Antimicrobial resistance (AMR), which occurs when pathogens such as bacteria stop responding to medicines like antibiotics, is currently classified by the World Health Organization (WHO) as one of the top 10 global health threats. 

Can you imagine being infected by a highly contagious bacteria when only talking to infected people? And that the same bacteria can acquire mechanisms to resist the killing capacity of two of our best antibiotics against it in many countries? And that in some countries the same bacteria even develop an additional resistant mechanism to one of the few antibiotics left able to kill double resistant bacteria?  

You don’t need to imagine anymore. I introduce you to tuberculosis, a dangerous, silently developing, humanity killing weapon. 

But tuberculosis is not alone in the antimicrobial resistance force. There is even an acronym, ‘ESKAPE’, to refer to six highly virulent and antibiotic-resistant bacterial pathogens: Enterococcus faecium, Staphylococcus aureus, Klebsiella pneumoniae, Acinetobacter baumannii, Pseudomonas aeruginosa, and Enterobacter spp. Mycobacterium tuberculosis, the bacteria causing tuberculosis, with around 1 million global deaths annually, is not even included among the six. 

In fact, more than 35.000 people die annually from antimicrobial-resistant infections only in the EU/EEA, and WHO has predicted AMR to cause 10 million global deaths annually by 2050, which is the number of people now dying of cancer per year. But this is of course if science does not find any solution first. Is there any way to avoid going back to the medieval ages where people died by infections that today are simply treated with a few days of antibiotic treatments? 

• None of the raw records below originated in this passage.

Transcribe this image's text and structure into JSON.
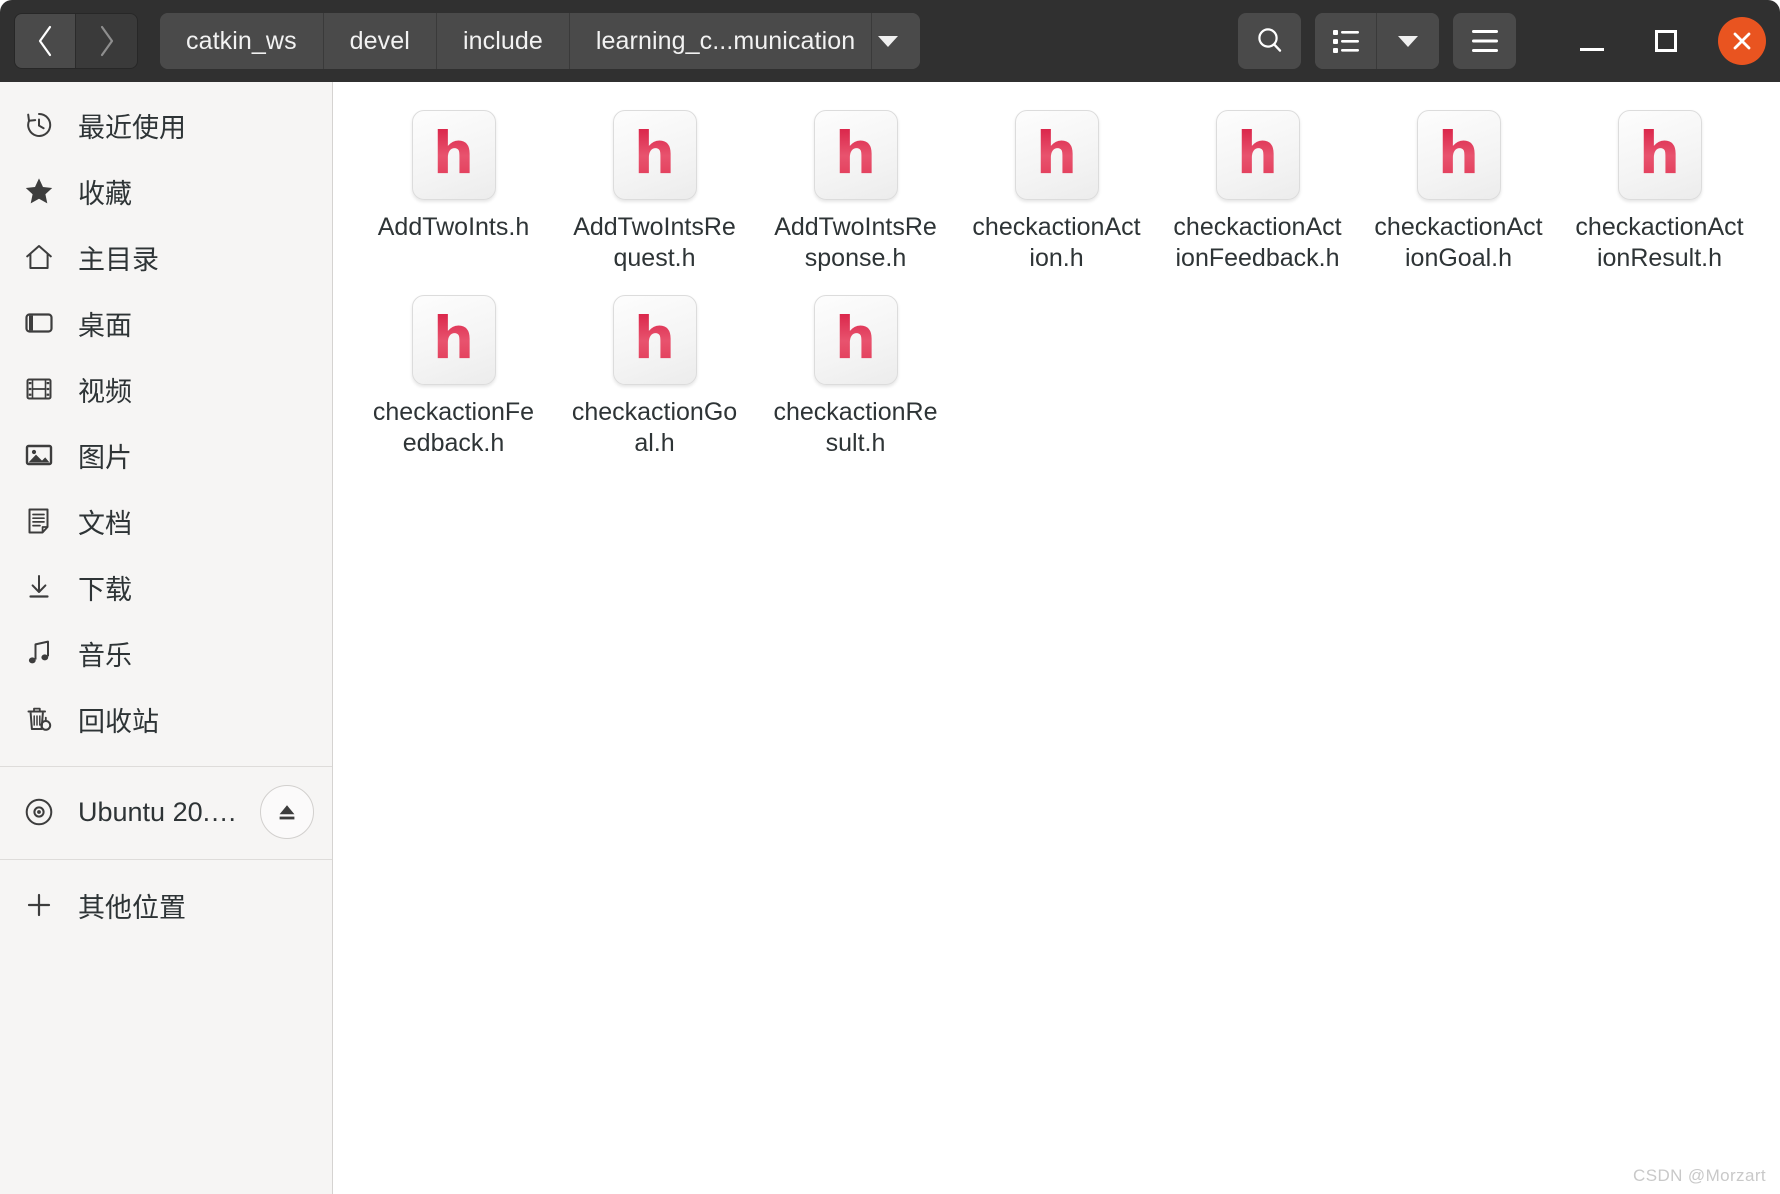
{
  "window": {
    "title": "learning_c...munication",
    "accent_color": "#e95420",
    "headerbar_color": "#303030",
    "sidebar_color": "#f6f5f4",
    "content_color": "#ffffff",
    "file_icon_color": "#e02a4c"
  },
  "header": {
    "back_label": "‹",
    "forward_label": "›",
    "breadcrumbs": [
      {
        "label": "catkin_ws"
      },
      {
        "label": "devel"
      },
      {
        "label": "include"
      },
      {
        "label": "learning_c...munication"
      }
    ],
    "path_dropdown_icon": "chevron-down-icon",
    "search_icon": "search-icon",
    "view_list_icon": "list-view-icon",
    "view_dropdown_icon": "chevron-down-icon",
    "menu_icon": "hamburger-menu-icon",
    "minimize_icon": "minimize-icon",
    "maximize_icon": "maximize-icon",
    "close_icon": "close-icon"
  },
  "sidebar": {
    "items": [
      {
        "label": "最近使用",
        "icon": "recent-clock-icon"
      },
      {
        "label": "收藏",
        "icon": "star-icon"
      },
      {
        "label": "主目录",
        "icon": "home-icon"
      },
      {
        "label": "桌面",
        "icon": "desktop-icon"
      },
      {
        "label": "视频",
        "icon": "video-film-icon"
      },
      {
        "label": "图片",
        "icon": "pictures-icon"
      },
      {
        "label": "文档",
        "icon": "documents-icon"
      },
      {
        "label": "下载",
        "icon": "downloads-icon"
      },
      {
        "label": "音乐",
        "icon": "music-note-icon"
      },
      {
        "label": "回收站",
        "icon": "trash-icon"
      }
    ],
    "devices": [
      {
        "label": "Ubuntu 20.0...",
        "icon": "disc-icon",
        "eject_icon": "eject-icon"
      }
    ],
    "other": [
      {
        "label": "其他位置",
        "icon": "plus-icon"
      }
    ]
  },
  "files": [
    {
      "name": "AddTwoInts.h",
      "icon": "header-file-icon",
      "letter": "h"
    },
    {
      "name": "AddTwoIntsRequest.h",
      "icon": "header-file-icon",
      "letter": "h"
    },
    {
      "name": "AddTwoIntsResponse.h",
      "icon": "header-file-icon",
      "letter": "h"
    },
    {
      "name": "checkactionAction.h",
      "icon": "header-file-icon",
      "letter": "h"
    },
    {
      "name": "checkactionActionFeedback.h",
      "icon": "header-file-icon",
      "letter": "h"
    },
    {
      "name": "checkactionActionGoal.h",
      "icon": "header-file-icon",
      "letter": "h"
    },
    {
      "name": "checkactionActionResult.h",
      "icon": "header-file-icon",
      "letter": "h"
    },
    {
      "name": "checkactionFeedback.h",
      "icon": "header-file-icon",
      "letter": "h"
    },
    {
      "name": "checkactionGoal.h",
      "icon": "header-file-icon",
      "letter": "h"
    },
    {
      "name": "checkactionResult.h",
      "icon": "header-file-icon",
      "letter": "h"
    }
  ],
  "watermark": "CSDN @Morzart"
}
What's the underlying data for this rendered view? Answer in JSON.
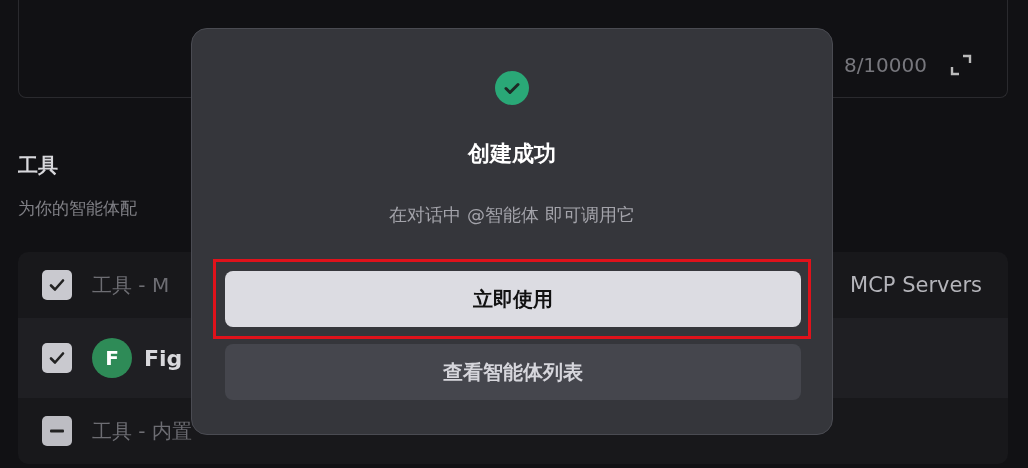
{
  "editor": {
    "counter": "8/10000"
  },
  "tools_section": {
    "title": "工具",
    "description": "为你的智能体配"
  },
  "tool_rows": [
    {
      "kind": "group",
      "label": "工具 - M",
      "trailing": "MCP Servers",
      "checked": true,
      "indeterminate": false,
      "highlighted": false
    },
    {
      "kind": "server",
      "avatar": "F",
      "color": "#2e8b57",
      "label": "Fig",
      "checked": true,
      "indeterminate": false,
      "highlighted": true
    },
    {
      "kind": "group",
      "label": "工具 - 内置",
      "checked": false,
      "indeterminate": true,
      "highlighted": false
    }
  ],
  "dialog": {
    "title": "创建成功",
    "message": "在对话中 @智能体 即可调用它",
    "buttons": [
      {
        "label": "立即使用",
        "kind": "primary",
        "outlined": true
      },
      {
        "label": "查看智能体列表",
        "kind": "secondary",
        "outlined": false
      }
    ]
  }
}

For some people, antimicrobial peptides (AMPs) could be the key to this conundrum. AMPs are a natural defense of many organisms against bacteria and other pathogens, and they can be artificially synthesized. Thousands have already been identified, and artificial intelligence is currently helping not only with their fast discovery but also with their characterization and even modification for a more targeted and less toxic effect in humans. 

So, are AMPs THE method for us to be finished with bacterial infections? 

Well, AMPs are not as different from antibiotics, and they usually have a weaker killing capacity. Nevertheless, they present some advantages over antibiotics, one being their structure, which allows them to permeabilize the outer membrane of Gram-negative bacteria, which is the layer that usually limit the entry of antibiotics into the Gram-negative bacteria, making them naturally resistant to many antibiotics. 

Still, some Gram-negative bacteria naturally have some modifications in this outer membrane making them also AMP resistant. 

AMPs’ most important advantage is probably that some of them present a multitarget mode of action, disrupting very different mechanisms for bacteria’s survival. While this is a huge advantage from the antimicrobial resistance perspective, as it would be challenging for the bacteria to develop several resistant mechanisms against the AMP at the same time in order to survive, it does come at a cost. This untargeted killing capacity of AMPs frequently affects human cells’ survival too, which means that some AMPs would cause toxicity to those patients that would receive the AMP treatment to cure a bacterial infection.  

Another important drawback of AMPs is their low stability, being quickly inactivated in blood. Although this could be overcome by research on nanoparticles as a way to deliver and slowly release the protected AMPs in the body. 

So, in my opinion, AMPs are unfortunately not THE key to end bacterial infections, but they could be a very useful weapon against bacteria when used in combination with antibiotics. However, they should be carefully prescribed, the same as for antibiotics, as recent research is demonstrating that bacteria can also become resistant to AMPs. Moreover, because AMPs are part of our natural defense system, bacteria could develop a cross-resistance to both, the AMP used as treatment and many other similar AMPs found naturally in our immune system, making our natural weapons against them useless. Finally, AMPs are known to interact with humans’ immune system, revealing the need for a deeper understanding of their action in human immunity before they become widely used as food preservatives, pesticides, disease-preventive in livestock or clinical settings. 

Hopefully, the treatment of bacterial infections with a well-designed combination of antimicrobial peptides and antibiotics will slow down the appearance of dangerous resistant bacteria. In the meantime, parallel research in other bacteria killing methods, like the use of special virus that specifically kill bacteria (known as bacteriophages), methods to inactivate the resistant mechanisms usually developed by bacteria under antibiotics pressure or vaccines, will help end the threat of bacterial infection.